Sie dachte kurz über seine Worte nach. Es war verführerisch, ihn gehen zu lassen und sich einfach mit einem Buch auf ihr Sofa zu kuscheln. Aber vielleicht hatte sie die Chance, bei diesem Einsatz die restlichen zwei Angreifer von Markus zu erledigen. Auch wenn Eric betonte, dass ihrem Bruder und ihr nichts geschehen konnten, traute sie diesen anderen Vampiren nicht. Wenn sie das Gesetz ihres Königs missachteten, wie sicher war dann Erics Schutz wirklich?

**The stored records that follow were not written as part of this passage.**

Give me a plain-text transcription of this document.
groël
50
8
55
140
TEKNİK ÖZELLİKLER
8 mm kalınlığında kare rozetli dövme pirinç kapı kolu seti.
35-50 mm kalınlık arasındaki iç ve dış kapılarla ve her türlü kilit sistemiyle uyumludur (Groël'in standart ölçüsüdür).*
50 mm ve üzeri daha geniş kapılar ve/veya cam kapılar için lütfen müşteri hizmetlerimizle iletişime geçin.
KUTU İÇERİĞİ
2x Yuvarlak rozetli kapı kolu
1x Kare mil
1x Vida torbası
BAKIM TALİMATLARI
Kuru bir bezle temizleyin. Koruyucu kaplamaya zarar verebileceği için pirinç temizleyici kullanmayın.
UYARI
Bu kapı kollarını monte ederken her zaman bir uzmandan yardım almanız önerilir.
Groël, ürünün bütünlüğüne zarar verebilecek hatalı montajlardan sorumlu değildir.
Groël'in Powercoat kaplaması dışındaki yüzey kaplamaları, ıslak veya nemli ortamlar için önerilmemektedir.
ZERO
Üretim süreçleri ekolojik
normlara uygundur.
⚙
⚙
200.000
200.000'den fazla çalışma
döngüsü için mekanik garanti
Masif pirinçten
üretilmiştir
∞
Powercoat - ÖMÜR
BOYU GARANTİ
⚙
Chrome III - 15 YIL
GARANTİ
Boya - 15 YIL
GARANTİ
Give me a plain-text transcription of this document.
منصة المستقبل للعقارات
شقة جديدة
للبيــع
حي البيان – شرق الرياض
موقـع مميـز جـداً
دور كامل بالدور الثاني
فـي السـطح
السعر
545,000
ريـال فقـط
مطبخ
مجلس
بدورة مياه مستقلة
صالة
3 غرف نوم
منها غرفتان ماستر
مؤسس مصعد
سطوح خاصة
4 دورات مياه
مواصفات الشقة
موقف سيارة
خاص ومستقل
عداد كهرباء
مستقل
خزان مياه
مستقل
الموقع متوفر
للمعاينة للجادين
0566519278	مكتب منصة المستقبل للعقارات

„Aber ich muss es lernen. Wenn sie sich auf die Jagd nach Unschuldigen machen, ist es meine Aufgabe, sie zu töten. Wie du gesagt hast, es ist mein Schicksal.“

Er hielt vor ihrem Haus an. „Aber sie werden dich angreifen. Und in einem Kampf werde ich nicht auf dich aufpassen können.“

Sie seufzte, während Eric das Auto einparkte. „Du kannst mich nicht aufhalten. Ich würde mich gern noch umziehen. Aber wenn es nötig ist, werde ich hier im Auto auf dich warten und mich nicht von der Stelle rühren.“

Gequält schaute er sie an. „Ich will nur, dass du sicher bist.“

Schnaubend schüttelte sie den Kopf. „Ich werde solange nicht sicher sein, wie Vampire Jagd auf Menschen machen und die Macht an sich reißen wollen. Und das weißt du genau.“

Er fuhr sich durch die Haare und schwieg lange Zeit. „Also gut, zieh dich um und komm dann zu mir rüber. Aber beeil dich.“

Sie rannte vor ihm die Treppe hoch und schloss ihre Wohnungstür auf. „Ich bin gleich bei dir!“

Schnell pellte sie sich aus ihrem Kleid und zog sich ihre dunkelblauen Jeans über. Dann griff sie nach einem schwarzen Shirt und zog sich ihre Lederjacke an. Die dunklen Farben könnten zu dieser Tageszeit eine gute Tarnung sein. Ihre langen Haare knotete sie im Nacken zusammen. Im Spiegel sah sie, dass sie immer noch das Samthalsband trug. Einen Moment nestelte sie am Verschluss, dann konnte sie es abnehmen. Eilig hängte sie sich das Amulett ihrer Großmutter um. Sie schnappte sich ihren Ausweis, ihre Schlüssel und den schwarzen Dolch und versteckte alles in der Innentasche ihre Jacke. Dann schlüpfte sie in ihre schwarzen Turnschuhe und klingelte schon an Erics Tür als ihre gerade hinter ihr ins Schloss fiel.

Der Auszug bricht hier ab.